Il y a une chose qui m'a toujours interpellé dans chacun de mes visionnages et qui me fait inlassablement revenir sur ce film pour y découvrir des détails qui m'auraient échappé : pourquoi Blade Runner est si profond et si inépuisable au fil du temps, alors qu'en l'espace d'1h50 d'autres longs-métrages peinent à faire démarrer leur histoire et s'enlisent dans des ambitions qui les dépassent, pourquoi donc ? Parce qu'il nous laisse prendre notre distance avec l'histoire, sans nous laisser l'oublier pour autant, ou du moins la sous-estimer, afin de se concentrer pleinement sur ces images magnifiques d'un monde qui se remet perpétuellement en question...
Blade Runner est une chasse à l'homme qui, à ses prémices, n'annonce rien de très innovant par rapport à d'autres films noirs, mais elle puise sa véritable énergie dans cette esthétique post-apocalyptique et ce sentiment d'une ville plongée éternellement dans la nuit. Point de lumière venant du ciel, si ce n'est ces centaines de stores et ces panneaux publicitaires qui illuminent des ruelles délabrées.
Outre mesure, ce qui me convient parfaitement avec Blade Runner, à bien égards, c'est cette facilité à me laisser en totale communion avec son univers, visuellement époustouflant, et avec lequel il n'est pas rare d'entretenir une réelle connexion, sans me laisser penser une seule seconde que le scénario est pompiériste. Sous ses airs d'œuvre surannée, Blade Runner démontre la psychologie de ses personnages, et notamment de ses réplicants, à la seule force de sa caméra, et non pas de son écriture : leur gestuelle ou les objets qu'ils exhibent, sont autant de moyens pour eux de montrer qu'ils sont prêts à tout pour gagner l'attention de leur créateur, d'une quelconque divinité supérieure, de leur Dieu, tout simplement, pour que la vie leur soit ainsi accordé. S'enfoncer des armes dans une partie du corps, prendre un serpent autour de son cou, mourir comme un ange déchu à qui on aurait châtrer les ailes, renvoyer son âme vers l'origine de son existence, vers les cieux. Plutôt que de chercher quelque chose au-delà du monde, quand cette chose justement se trouve simplement au plus profond de soi. Voilà quelques éléments qui exposent toute l'admiration qu'on peut avoir pour Blade Runner et ce dernier m'apparaît, indirectement ou non, pertinent dans ses démarches contre-utopistes sans jamais en dire trop, laissant parler ses images. Et force de constater que cela porte ses fruits.

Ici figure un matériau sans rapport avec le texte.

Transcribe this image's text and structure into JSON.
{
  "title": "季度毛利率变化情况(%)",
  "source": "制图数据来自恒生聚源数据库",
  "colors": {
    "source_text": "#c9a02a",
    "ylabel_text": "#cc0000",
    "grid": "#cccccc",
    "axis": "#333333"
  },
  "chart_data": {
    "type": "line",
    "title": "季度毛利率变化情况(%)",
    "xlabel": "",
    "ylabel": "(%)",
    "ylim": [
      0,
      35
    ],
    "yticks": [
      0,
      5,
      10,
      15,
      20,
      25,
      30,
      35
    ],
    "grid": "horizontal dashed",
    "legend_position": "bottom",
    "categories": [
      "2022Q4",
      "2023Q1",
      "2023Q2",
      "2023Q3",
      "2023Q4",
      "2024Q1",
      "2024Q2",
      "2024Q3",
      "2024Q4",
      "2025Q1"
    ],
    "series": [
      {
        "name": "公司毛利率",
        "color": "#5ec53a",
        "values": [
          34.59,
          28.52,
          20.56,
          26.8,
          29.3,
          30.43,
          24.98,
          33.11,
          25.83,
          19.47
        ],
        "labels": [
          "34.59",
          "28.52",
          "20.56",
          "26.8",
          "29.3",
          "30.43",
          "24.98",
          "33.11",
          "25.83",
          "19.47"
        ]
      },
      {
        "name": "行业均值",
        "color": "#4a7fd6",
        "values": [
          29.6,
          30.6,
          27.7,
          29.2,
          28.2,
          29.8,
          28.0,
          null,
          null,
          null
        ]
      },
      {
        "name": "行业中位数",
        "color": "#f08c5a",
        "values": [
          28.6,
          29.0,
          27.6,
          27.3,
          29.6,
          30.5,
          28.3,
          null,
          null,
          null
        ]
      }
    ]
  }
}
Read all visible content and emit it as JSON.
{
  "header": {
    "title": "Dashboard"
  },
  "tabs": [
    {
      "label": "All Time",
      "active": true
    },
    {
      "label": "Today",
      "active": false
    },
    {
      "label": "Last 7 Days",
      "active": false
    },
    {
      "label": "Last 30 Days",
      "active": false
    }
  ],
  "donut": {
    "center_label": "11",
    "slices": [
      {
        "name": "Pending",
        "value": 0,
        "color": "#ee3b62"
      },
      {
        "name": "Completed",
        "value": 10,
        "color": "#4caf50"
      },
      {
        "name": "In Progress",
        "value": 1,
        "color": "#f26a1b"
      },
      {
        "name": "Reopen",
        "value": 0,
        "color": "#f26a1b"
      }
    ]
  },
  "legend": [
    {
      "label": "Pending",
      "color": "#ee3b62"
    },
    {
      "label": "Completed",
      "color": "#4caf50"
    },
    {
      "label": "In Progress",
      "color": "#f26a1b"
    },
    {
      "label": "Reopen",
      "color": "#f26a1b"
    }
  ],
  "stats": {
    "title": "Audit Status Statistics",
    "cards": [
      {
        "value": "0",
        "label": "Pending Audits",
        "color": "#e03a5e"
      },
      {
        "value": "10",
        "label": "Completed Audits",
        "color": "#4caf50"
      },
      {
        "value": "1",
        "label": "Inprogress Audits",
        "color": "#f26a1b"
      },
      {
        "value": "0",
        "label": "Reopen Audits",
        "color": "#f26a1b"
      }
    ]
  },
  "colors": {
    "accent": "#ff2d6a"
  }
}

Pour s'extasier devant Blade Runner, sans risquer l'overdose ou l'ennui mortel, il ne faut pas vraiment le limiter à de la pure science-fiction, il s'agit plutôt d'une histoire inspirée d'un mythe de Pygmalion, un sculpteur grec tombé amoureux de sa statue : l'homme tombe mystérieusement sous le charme de ses créations (les réplicants), pour fuir le monde qui l'entoure, surtout quand ce monde ressemble au Los Angeles de Ridley Scott. Et cette judicieuse inspiration, si elle en est une, gagne en tonicité grâce à une des plus grandes bandes originales que le cinéma ait jamais connu.
Aussi indispensable aujourd'hui qu'incompris à l'époque de sa sortie.